Gently, he eased the check back in her direction. It was, he thought, like playing checkers or chess-or a Ouija board. “I can’t take it … for a great number of reasons. If you feel some compulsion to donate, send whatever you wish to the parish. Or, better yet”-his face broke into a grin-“drop it into the collection at Sunday Mass.”

She shrugged and picked up the check. “You’ve got a point.” She smiled. “I should start going to church again.”

He broke another cookie, carefully. “I came here primarily because you asked for me. I would never have imposed on you. But, now that I’m here, I have been wondering: How is your husband? At the news conference, some of the reporters wondered if he was really alive.”

She made a face. “Oh, he’s alive all right.”

“I don’t hear anyone stirring.”

“The only time he makes any noise-lately, at least-is when he wants something.”

“You’ll have to excuse me, Mrs. Green-”

“Oh, please: Call me Margie.”

“Margie. But I thought you would be much more impressed than you seem to be with what’s happened to your husband.”

“Oh, I was impressed all right. Monday night I was impressed as all hell. And I was pretty overwhelmed Tuesday morning. Then I had to admit that what was holding most of my interest was whether he would be much changed by what had happened. It was sort of like watching a cocoon to see what kind of butterfly will develop and emerge.”

“You don’t seem terribly pleased by what came out.”

She sighed. “He hasn’t completely recovered yet. But the signs are that it’s going to be the same old Moe.”

“How’s his back?”

“He isn’t moving around much yet. It’s hard to tell. So far, he hasn’t made life too hectic. But I guess it’s early.”

“You must be closer to him than anyone else. What do you think happened?”

“You mean miracle or coma? I would put my next-to-last dollar on a coma. The only thing that would make me hesitate is that I found him. And I observed and checked really thoroughly. He sure seemed to be dead. That I could understand and accept. But why would God-or whoever-bring him back?”

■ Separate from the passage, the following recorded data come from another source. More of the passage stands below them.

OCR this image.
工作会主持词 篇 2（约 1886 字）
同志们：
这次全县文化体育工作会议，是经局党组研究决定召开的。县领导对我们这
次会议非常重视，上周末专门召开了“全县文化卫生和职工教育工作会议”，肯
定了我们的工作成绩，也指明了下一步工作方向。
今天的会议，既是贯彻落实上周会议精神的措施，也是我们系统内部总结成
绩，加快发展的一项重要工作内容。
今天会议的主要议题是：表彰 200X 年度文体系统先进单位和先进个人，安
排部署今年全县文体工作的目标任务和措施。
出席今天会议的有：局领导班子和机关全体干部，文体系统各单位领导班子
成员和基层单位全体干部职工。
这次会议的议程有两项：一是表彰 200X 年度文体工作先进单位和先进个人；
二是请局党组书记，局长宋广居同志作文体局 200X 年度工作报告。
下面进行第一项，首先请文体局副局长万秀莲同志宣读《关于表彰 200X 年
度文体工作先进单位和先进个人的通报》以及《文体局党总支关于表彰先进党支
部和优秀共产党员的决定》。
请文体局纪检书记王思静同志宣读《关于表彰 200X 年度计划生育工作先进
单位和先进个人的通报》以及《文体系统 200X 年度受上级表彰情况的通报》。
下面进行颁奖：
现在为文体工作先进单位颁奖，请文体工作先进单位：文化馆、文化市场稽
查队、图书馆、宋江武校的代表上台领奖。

“Another priest has an answer for that. It involves footnotes in traditional theology. What it comes down to is that miracles like this are granted to increase the faith of believers and unbelievers alike. Nothing is promised or guaranteed to the individual who receives the miracle.”

“Yeah?”

“So they say. And I think there’s some truth to it. But I’m thinking more of an inexplicable recovery from some illness or injury, not a return from the dead. Maybe I’ve got a gap in my faith.”

“Maybe, but I don’t think so. Still … I did look. Actually, I feel major league foolish for causing all this from the beginning.”

“You didn’t cause it.”

“I should have insisted that the doctor come over. If not Fox, some doctor-”

“And what if his condition had fooled the doctor? Or, what if he really was dead? We don’t know those answers yet.”

“More coffee, Father?”

It was too good to refuse.

As she poured more for both of them, Koesler said, “The night of the wake … remember, you were going to brief me on some things I might use to speak about your husband?”